Mayan Geography

Mayan geography


The ancient Maya civilization occupied the eastern third of Mesoamerica, primarily the Yucatan Peninsula. The topography (mayan geography) of the area greatly varied from volcanic mountains, which comprised the highlands in the South, to a porous limestone shelf, known as the Lowlands, in the central and northern regions. The southern portion of the Lowlands were covered by a rain forest with an average height of about 150 feet.

Scattered savannas and swamps, or bajos, appeared sporadically, interrupting the dense forests. The northern Lowlands were also comprised of forests but they were drier than their southern counterparts, mainly growing small thorny trees. February to May was the dry season characterized by air that was intensely hot and uncomfortable.

At this time of year, the fields had recently been cut and had to be burned in accordance with their slash and burn form of agriculture. The skies filled with a smoky grit, making the air even more unbearable until the rains came in late May to clear the murky atmosphere.

Many dangerous animals occupied this region of the mayan geography including the jaguar, the caiman (a fierce crocodile), the bull shark, and many species of poisonous snakes. These animals had to be avoided as the Maya scavenged the forest for foods including deer turkey, peccaries, tapirs, rabbits, and large rodents such as the peca and the agouti.

Many varieties of monkeys and quetzal also occupied the upper canopy. The climate of the Highlands greatly contrasted with that of the Lowlands as it was much cooler and drier.

Both the Highlands and the Lowlands were important to the presence of trade within the Mayan civilization. The lowlands of mayan geography primarily produced crops which were used for their own personal consumption, the principle cultigen being maize. They also grew squash, beans, chili peppers, amaranth, manioc, cacao, cotton for light cloth, and sisal for heavy cloth and rope.

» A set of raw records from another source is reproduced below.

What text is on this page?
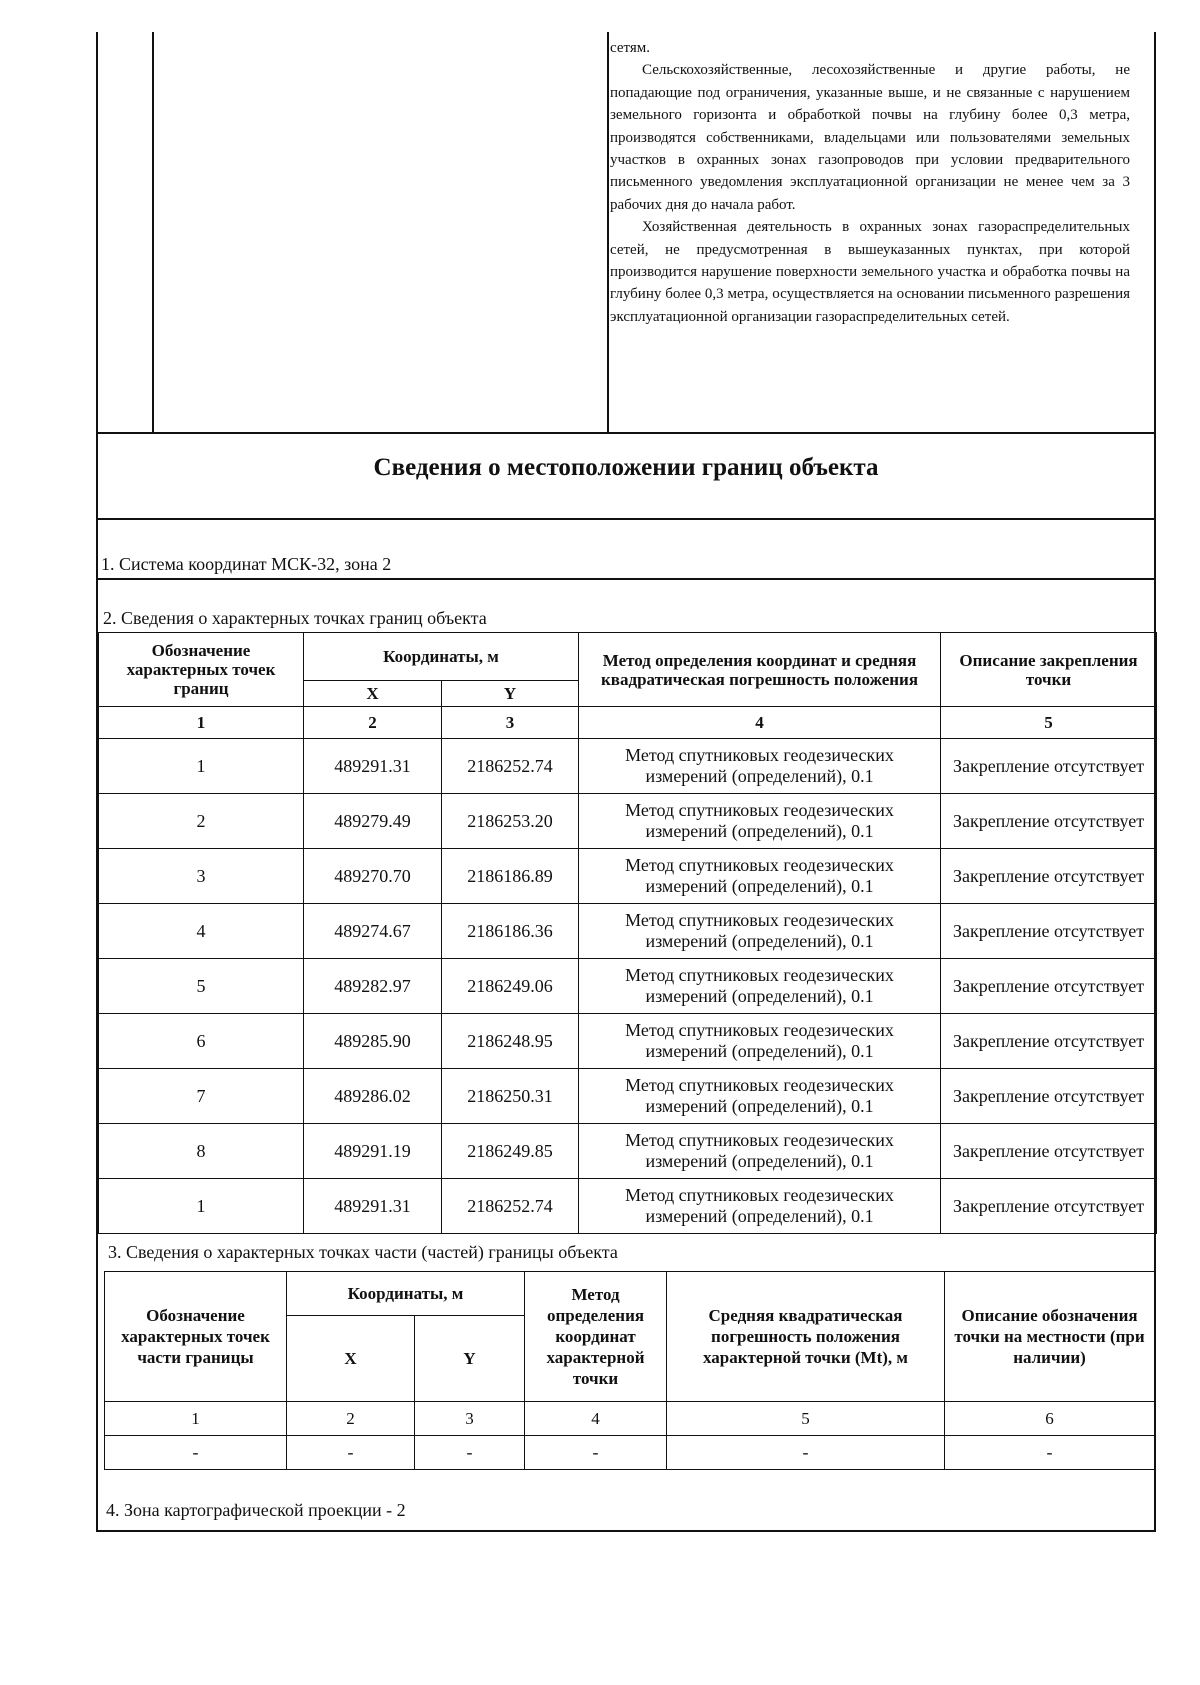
сетям.

Сельскохозяйственные, лесохозяйственные и другие работы, не попадающие под ограничения, указанные выше, и не связанные с нарушением земельного горизонта и обработкой почвы на глубину более 0,3 метра, производятся собственниками, владельцами или пользователями земельных участков в охранных зонах газопроводов при условии предварительного письменного уведомления эксплуатационной организации не менее чем за 3 рабочих дня до начала работ.

Хозяйственная деятельность в охранных зонах газораспределительных сетей, не предусмотренная в вышеуказанных пунктах, при которой производится нарушение поверхности земельного участка и обработка почвы на глубину более 0,3 метра, осуществляется на основании письменного разрешения эксплуатационной организации газораспределительных сетей.

Сведения о местоположении границ объекта
1. Система координат МСК-32, зона 2
2. Сведения о характерных точках границ объекта
Обозначение характерных точек границ	Координаты, м		Метод определения координат и средняя квадратическая погрешность положения	Описание закрепления точки
	X	Y		
1	2	3	4	5
1	489291.31	2186252.74	Метод спутниковых геодезических измерений (определений), 0.1	Закрепление отсутствует
2	489279.49	2186253.20	Метод спутниковых геодезических измерений (определений), 0.1	Закрепление отсутствует
3	489270.70	2186186.89	Метод спутниковых геодезических измерений (определений), 0.1	Закрепление отсутствует
4	489274.67	2186186.36	Метод спутниковых геодезических измерений (определений), 0.1	Закрепление отсутствует
5	489282.97	2186249.06	Метод спутниковых геодезических измерений (определений), 0.1	Закрепление отсутствует
6	489285.90	2186248.95	Метод спутниковых геодезических измерений (определений), 0.1	Закрепление отсутствует
7	489286.02	2186250.31	Метод спутниковых геодезических измерений (определений), 0.1	Закрепление отсутствует
8	489291.19	2186249.85	Метод спутниковых геодезических измерений (определений), 0.1	Закрепление отсутствует
1	489291.31	2186252.74	Метод спутниковых геодезических измерений (определений), 0.1	Закрепление отсутствует
3. Сведения о характерных точках части (частей) границы объекта
Обозначение характерных точек части границы	Координаты, м		Метод определения координат характерной точки	Средняя квадратическая погрешность положения характерной точки (Mt), м	Описание обозначения точки на местности (при наличии)
	X	Y			
1	2	3	4	5	6
-	-	-	-	-	-
4. Зона картографической проекции - 2
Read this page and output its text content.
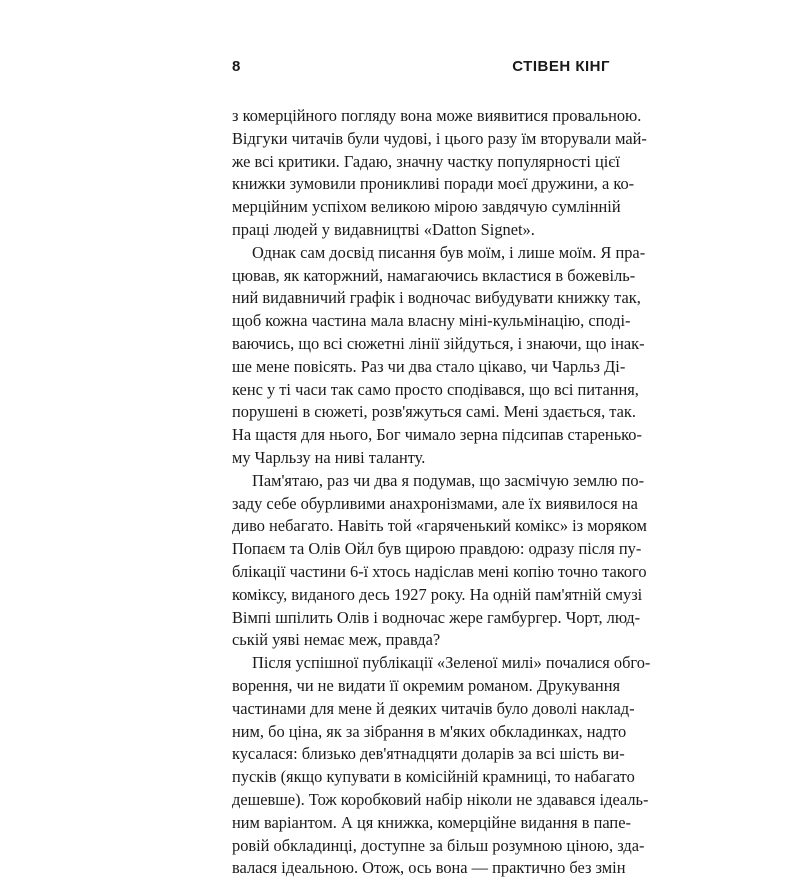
8	СТІВЕН КІНГ
з комерційного погляду вона може виявитися провальною.
Відгуки читачів були чудові, і цього разу їм вторували май-
же всі критики. Гадаю, значну частку популярності цієї
книжки зумовили проникливі поради моєї дружини, а ко-
мерційним успіхом великою мірою завдячую сумлінній
праці людей у видавництві «Datton Signet».
Однак сам досвід писання був моїм, і лише моїм. Я пра-
цював, як каторжний, намагаючись вкластися в божевіль-
ний видавничий графік і водночас вибудувати книжку так,
щоб кожна частина мала власну міні-кульмінацію, споді-
ваючись, що всі сюжетні лінії зійдуться, і знаючи, що інак-
ше мене повісять. Раз чи два стало цікаво, чи Чарльз Ді-
кенс у ті часи так само просто сподівався, що всі питання,
порушені в сюжеті, розв'яжуться самі. Мені здається, так.
На щастя для нього, Бог чимало зерна підсипав старенько-
му Чарльзу на ниві таланту.
Пам'ятаю, раз чи два я подумав, що засмічую землю по-
заду себе обурливими анахронізмами, але їх виявилося на
диво небагато. Навіть той «гаряченький комікс» із моряком
Попаєм та Олів Ойл був щирою правдою: одразу після пу-
блікації частини 6-ї хтось надіслав мені копію точно такого
коміксу, виданого десь 1927 року. На одній пам'ятній смузі
Вімпі шпілить Олів і водночас жере гамбургер. Чорт, люд-
ській уяві немає меж, правда?
Після успішної публікації «Зеленої милі» почалися обго-
ворення, чи не видати її окремим романом. Друкування
частинами для мене й деяких читачів було доволі наклад-
ним, бо ціна, як за зібрання в м'яких обкладинках, надто
кусалася: близько дев'ятнадцяти доларів за всі шість ви-
пусків (якщо купувати в комісійній крамниці, то набагато
дешевше). Тож коробковий набір ніколи не здавався ідеаль-
ним варіантом. А ця книжка, комерційне видання в папе-
ровій обкладинці, доступне за більш розумною ціною, зда-
валася ідеальною. Отож, ось вона — практично без змін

The volcanic highlands, however, were the source of obsidian, jade, and other precious metals like cinnabar and hematite that the Mayans used to develop a lively trade. Although the lowlands were not the source of any of these commodities, they still played an important role as the origin of the transportation routes.

The rainfall was as high as 160 inches per year in the Lowlands and the water that collected drained towards the Caribbean or the Gulf of Mexico in great river systems. These rivers, of which the Usumacinta and the Grijalva were of primary importance, were vital to the civilization as the form of transportation for both people and materials.




Mayan geography: Low Lands

The lowlands are a limestone shelf bordered on the north and west by the Gulf of Mexico and on the east by the Caribbean Sea. The northern lowland climate is hot, and the rainy season, from May through October, often brings insufficient rainfall. Permanent rivers and lakes are virtually nonexistent and only cenotes (large sinkholes filled with rainwater), provide precious water. The southern lowlands consist of rainforest and savannas where lakes and rivers are fed by the mighty Usumacinta River.


Mayan geography: High Lands

The highlands are a wide swathe of mountains and valleys of the Sierra Madre, bounded on the south by a narrow coastal plain and the Pacific Ocean. Although subject to tsunamis, volcanoes and earthquakes, the soil is fertile and the climate pleasantly cooler than the lowlands. The rainy season is between May and November, with peak rainfall in June and October.